BiKN: Günlük hayatta kullanılan eşyaların takibi için geliştirilen BiKN, özellikle eşyalarını sık sık kaybedenler için oldukça faydalı bir cihaz. Örneğin anahtara yerleştirilen BiKN, anahtardan belli bir miktar uzaklaşıldığında eşleştirdiğiniz cihaza uyarı gönderiyor; kaybolduğu zaman da nerede olduğunu gösteriyor.
- Philips Hue: Philips’e ait bu akıllı LED lambalar mobil cihazlar üzerinden yönetilebiliyor. Lambaların renklerini değiştirme, parlaklık derecesini ayarlama, zamanlama, alarm kurma ve bunun gibi daha birçok işlem bu sayede kolaylıkla yapılabiliyor.
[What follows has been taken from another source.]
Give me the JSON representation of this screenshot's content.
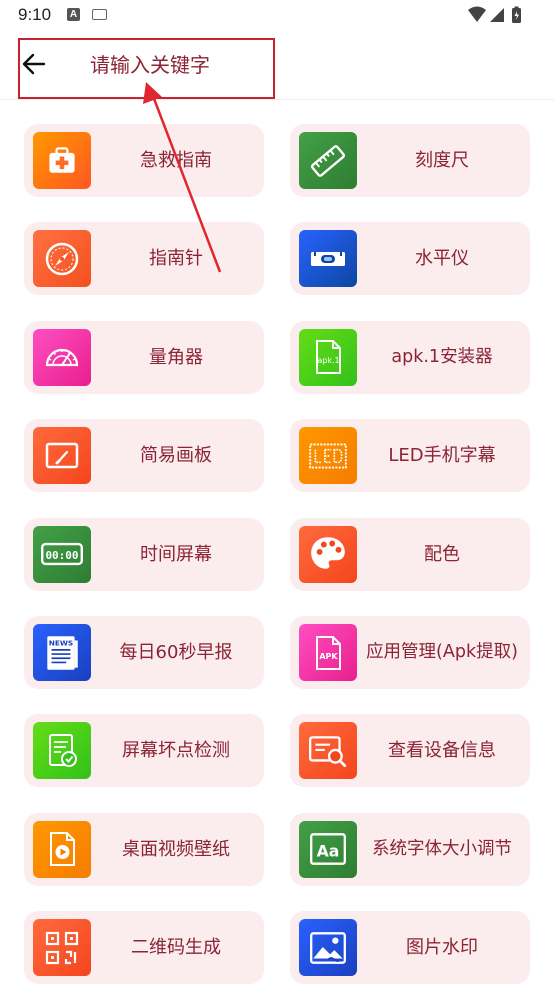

Internet of Things örnekleri tabi ki bunlarla sınırlı değil. Bunlardan bir kısmı hali hazırda kullanılabilir durumdayken; bir çoğu da prototip olarak sunulmuş durumda. Bunun yanı sıra IFTTT gibi bazı uygulamalar da Internet of Things kapsamında kullanıcılara birçok konuda kolaylık sağlamaktadır.
Giyilebilir cihazlardan yeni mobil teknolojilere, akıllı ev sistemlerinden, otomobillere kadar birçok alanda artık bu Internet of Things dediğimiz kavramı görebiliyoruz. Önümüzdeki yıllarda da artık hayatımızın vazgeçilmez birer parçası olması içten bile değil.